Everyone knows men are promiscuous by nature. ...No, there is no logical contradiction. It is quite plausible that men have a higher median number of sex partners, as I've discussed here. It can be explained by a small number of women having a lot of sex partner. That is, most men have more sex partners than most women, but a few slut outdo everyone by a wide margin. That's the way it is with the people I know, anyway.
Surveys bear this out. In study after study and in country after country, men report more, often many more, sexual partners than women.
One survey, recently reported by the federal government, concluded that men had a median of seven female sex partners. Women had a median of four male sex partners. ...
But there is just one problem, mathematicians say. It is logically impossible for heterosexual men to have more partners on average than heterosexual women. Those survey results cannot be correct.
It is about time for mathematicians to set the record straight, said David Gale, an emeritus professor of mathematics at the University of California, Berkeley.
Kolata gives the explanation that men exaggerate while women minimize their misbehavior. But she ignores other possible explanations, such as men having a different definition from women. These surveys don't usually define a sex act or sex partner, and people really do have different definitions.
Update: A reader cites this:
Women are more likely than men to lie about their sex lives, reveals a new study. ...The reader also gives an example where the median can be different from the mean. A small number of sluts can increase the averages, and increase the median for men, but not affect the measured median for women. But Kolata says:
Women change their answers depending on whether or not they believe they will be caught out not telling the truth, the researchers found. The number of sexual partners a woman reported nearly doubled when women thought they were hooked up to a lie detector machine.
Dr. Gale added that he is not just being querulous when he raises the question of logical impossibility.

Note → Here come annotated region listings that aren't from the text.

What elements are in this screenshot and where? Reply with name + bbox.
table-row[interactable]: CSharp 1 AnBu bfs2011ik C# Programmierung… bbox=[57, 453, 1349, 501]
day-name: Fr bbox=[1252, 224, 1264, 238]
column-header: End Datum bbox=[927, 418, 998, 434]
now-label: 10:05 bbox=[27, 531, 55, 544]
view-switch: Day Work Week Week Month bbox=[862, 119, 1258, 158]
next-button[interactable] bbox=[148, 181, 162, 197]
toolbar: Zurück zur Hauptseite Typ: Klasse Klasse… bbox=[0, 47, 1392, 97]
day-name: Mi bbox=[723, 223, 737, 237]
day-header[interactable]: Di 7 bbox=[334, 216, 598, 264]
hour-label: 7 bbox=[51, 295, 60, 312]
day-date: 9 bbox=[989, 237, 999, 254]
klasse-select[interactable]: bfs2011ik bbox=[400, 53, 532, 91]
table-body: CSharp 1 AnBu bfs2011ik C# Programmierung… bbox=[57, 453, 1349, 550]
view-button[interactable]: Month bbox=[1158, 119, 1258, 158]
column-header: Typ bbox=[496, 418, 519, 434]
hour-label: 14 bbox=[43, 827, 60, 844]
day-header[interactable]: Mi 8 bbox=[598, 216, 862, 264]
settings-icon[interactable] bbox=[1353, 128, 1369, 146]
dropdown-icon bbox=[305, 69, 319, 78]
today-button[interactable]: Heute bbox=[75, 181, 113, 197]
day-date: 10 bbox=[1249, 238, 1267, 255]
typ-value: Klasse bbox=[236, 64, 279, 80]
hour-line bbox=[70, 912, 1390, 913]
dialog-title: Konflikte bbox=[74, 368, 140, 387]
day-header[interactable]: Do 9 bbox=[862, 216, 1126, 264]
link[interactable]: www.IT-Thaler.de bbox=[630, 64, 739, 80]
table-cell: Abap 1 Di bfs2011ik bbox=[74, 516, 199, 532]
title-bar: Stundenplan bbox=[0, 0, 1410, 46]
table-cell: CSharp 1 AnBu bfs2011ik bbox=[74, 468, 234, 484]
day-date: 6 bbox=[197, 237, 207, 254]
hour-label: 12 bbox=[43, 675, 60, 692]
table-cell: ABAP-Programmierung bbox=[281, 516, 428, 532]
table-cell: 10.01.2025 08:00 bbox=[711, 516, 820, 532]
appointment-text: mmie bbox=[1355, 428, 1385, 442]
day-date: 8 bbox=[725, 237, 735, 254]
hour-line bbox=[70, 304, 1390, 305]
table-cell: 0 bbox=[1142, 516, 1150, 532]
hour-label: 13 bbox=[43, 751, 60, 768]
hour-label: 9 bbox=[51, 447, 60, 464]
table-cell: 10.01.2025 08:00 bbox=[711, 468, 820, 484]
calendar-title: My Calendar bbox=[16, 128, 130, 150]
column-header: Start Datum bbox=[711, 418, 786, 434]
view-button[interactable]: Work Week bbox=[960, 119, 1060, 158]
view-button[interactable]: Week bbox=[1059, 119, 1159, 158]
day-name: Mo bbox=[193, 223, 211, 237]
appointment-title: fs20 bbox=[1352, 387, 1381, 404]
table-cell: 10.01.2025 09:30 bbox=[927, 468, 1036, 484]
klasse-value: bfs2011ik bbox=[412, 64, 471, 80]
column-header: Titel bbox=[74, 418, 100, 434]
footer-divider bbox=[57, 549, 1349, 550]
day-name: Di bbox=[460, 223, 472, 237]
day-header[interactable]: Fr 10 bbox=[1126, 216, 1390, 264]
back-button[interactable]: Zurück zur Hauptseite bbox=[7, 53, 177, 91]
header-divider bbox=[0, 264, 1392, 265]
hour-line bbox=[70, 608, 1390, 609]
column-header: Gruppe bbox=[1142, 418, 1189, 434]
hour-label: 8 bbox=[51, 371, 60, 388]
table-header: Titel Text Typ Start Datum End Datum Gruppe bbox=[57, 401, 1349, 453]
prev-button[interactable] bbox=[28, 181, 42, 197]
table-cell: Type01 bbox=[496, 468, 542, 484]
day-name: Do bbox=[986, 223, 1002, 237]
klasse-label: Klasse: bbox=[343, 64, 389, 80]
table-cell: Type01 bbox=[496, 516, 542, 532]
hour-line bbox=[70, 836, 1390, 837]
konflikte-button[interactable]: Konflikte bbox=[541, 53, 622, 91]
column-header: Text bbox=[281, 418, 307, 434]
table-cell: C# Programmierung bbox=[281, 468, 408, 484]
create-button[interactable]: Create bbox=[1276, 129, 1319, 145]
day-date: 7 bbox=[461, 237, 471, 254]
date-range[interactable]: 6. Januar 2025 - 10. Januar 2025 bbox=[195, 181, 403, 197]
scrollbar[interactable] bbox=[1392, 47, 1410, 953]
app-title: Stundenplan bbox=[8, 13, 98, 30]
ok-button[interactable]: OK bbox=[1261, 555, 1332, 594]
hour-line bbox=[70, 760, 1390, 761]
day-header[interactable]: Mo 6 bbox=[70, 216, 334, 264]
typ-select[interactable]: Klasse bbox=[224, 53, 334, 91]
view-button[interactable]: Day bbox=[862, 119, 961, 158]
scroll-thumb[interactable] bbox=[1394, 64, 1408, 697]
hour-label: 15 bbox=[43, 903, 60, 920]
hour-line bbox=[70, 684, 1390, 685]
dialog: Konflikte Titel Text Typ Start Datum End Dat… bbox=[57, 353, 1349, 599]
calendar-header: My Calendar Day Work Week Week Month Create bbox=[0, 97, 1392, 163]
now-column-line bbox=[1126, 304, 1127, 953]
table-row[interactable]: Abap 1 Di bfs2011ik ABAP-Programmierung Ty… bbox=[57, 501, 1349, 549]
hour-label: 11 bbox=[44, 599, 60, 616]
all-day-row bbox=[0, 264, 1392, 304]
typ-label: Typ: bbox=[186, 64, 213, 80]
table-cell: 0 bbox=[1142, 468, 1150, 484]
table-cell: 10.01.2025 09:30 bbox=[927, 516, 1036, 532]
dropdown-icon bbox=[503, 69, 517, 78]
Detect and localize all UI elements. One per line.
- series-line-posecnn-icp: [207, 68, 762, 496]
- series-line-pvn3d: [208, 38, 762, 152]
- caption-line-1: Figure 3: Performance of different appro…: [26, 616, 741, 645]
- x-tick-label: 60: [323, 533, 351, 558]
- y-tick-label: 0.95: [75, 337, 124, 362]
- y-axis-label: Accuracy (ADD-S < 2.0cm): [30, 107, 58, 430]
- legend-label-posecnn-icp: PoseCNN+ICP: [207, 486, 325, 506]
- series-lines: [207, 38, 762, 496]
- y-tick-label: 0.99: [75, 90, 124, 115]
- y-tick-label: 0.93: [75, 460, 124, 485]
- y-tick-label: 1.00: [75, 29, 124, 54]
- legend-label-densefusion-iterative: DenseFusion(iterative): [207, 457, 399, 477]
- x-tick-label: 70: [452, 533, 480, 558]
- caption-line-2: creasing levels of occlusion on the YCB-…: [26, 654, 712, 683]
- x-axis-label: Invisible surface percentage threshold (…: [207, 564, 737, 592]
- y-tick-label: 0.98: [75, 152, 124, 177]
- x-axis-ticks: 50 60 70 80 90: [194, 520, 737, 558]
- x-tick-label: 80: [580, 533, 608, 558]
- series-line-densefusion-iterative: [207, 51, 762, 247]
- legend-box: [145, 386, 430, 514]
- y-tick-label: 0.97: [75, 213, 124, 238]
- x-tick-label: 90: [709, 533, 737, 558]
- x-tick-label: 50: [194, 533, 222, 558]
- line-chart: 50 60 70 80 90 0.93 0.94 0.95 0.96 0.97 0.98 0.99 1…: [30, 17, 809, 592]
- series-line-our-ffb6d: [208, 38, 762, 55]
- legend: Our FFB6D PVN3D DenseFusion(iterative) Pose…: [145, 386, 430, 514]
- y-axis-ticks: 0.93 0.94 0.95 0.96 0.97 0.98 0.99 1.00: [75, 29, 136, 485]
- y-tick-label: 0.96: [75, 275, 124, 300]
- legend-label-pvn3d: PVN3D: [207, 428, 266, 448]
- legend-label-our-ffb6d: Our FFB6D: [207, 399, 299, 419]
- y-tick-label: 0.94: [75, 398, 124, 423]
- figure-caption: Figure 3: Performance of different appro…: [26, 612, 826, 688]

The problem, he said, is that when such data are published, with no asterisk next to them saying they can’t be true, they just "reinforce the stereotypes of promiscuous males and chaste females."The suggestion here is that the study authors are publishing inconsistent data, and failing to even notice that the problem. But that is just not true about the govt study cited above. Here is the USA CDC study. This AP story on it even has a correction:
(This version CORRECTS that figures for lifetime sexual partners were median figures, not averages.)Now Kolata and Gale should issue a correction because the CDC study measured the median, and it probably is true that men have a higher median number of sex partners than women.
I mentioned this CDC study before here. Justoneminute makes a similar point, and gives a nice explanation as why median and mean are different in this case.
5 comments:
Hey Roger,
You've got it wrong. Try working out your scenario.
100 men
100 women
2 women each have sex with all 100 men. All of the other women are virgins. That means the men have had an average of 2 partners each
The two women have had sex with one hundred men each. That's two hundred partners between the two of them, averaged over all 100 hundred women yields a mean of 2 partners each for the women. Exactly the mean (average) for men.
The median for men and women would be different and the mode would be different, but the mean (the average) would be 2 partners for the women and 2 partners for the men.
Kolata's experts for the article got one thing wrong, though. There has been research done that may explain the discrepancy -- here http://www.newscientist.com/article.ns?id=dn3936. The research suggests that men report accurately but that women significantly under-report the number of partners they have had.
Dr X is missing the point, and Roger is right.
The Times quotes a Federal study citing differences in reported partners on a MEDIAN basis.
The Times then quotes a misdirected math prof proving conclusively what we all agree on - the MEANS ought to be equal. Fine, but so what? The medians might be different if the tails of the distribution behave wildly, as in the "two sluts" example provided here.
So really - providing an example showing that the median and mean can differ does not exactly rebut Roger's point that, hmm, how to say it, the median and mean can differ.
So we are all on the same side, in opposition to a confused Ms. Kolata of the Times and a presumably embarrassed or irate Prof. Gale of Berkeley.
Tom Maguire
As I mentioned over at justoneminute, though, the median would have to be a whole number (i.e. integer) in this case. "12.7" cannot possibly be the median to the question of "how many women have you had sex with" unless one of the men answered "12.7". Remember that the median will always be one of the answers.
It is correct that the answer should be the same for each. But it's incorrect that the numbers cited are medians.
Mdchaney, the CDC study does report integers for the medians. Here is a quote from p.3 of the study: "The median number of lifetime female sexual partners for men was seven and the median number of lifetime male sexual partners for women was four."
um... Roger:
mean and median- totally different.
so, don't even try pursuing a "slut" argument to explain data that any elementary school student understands.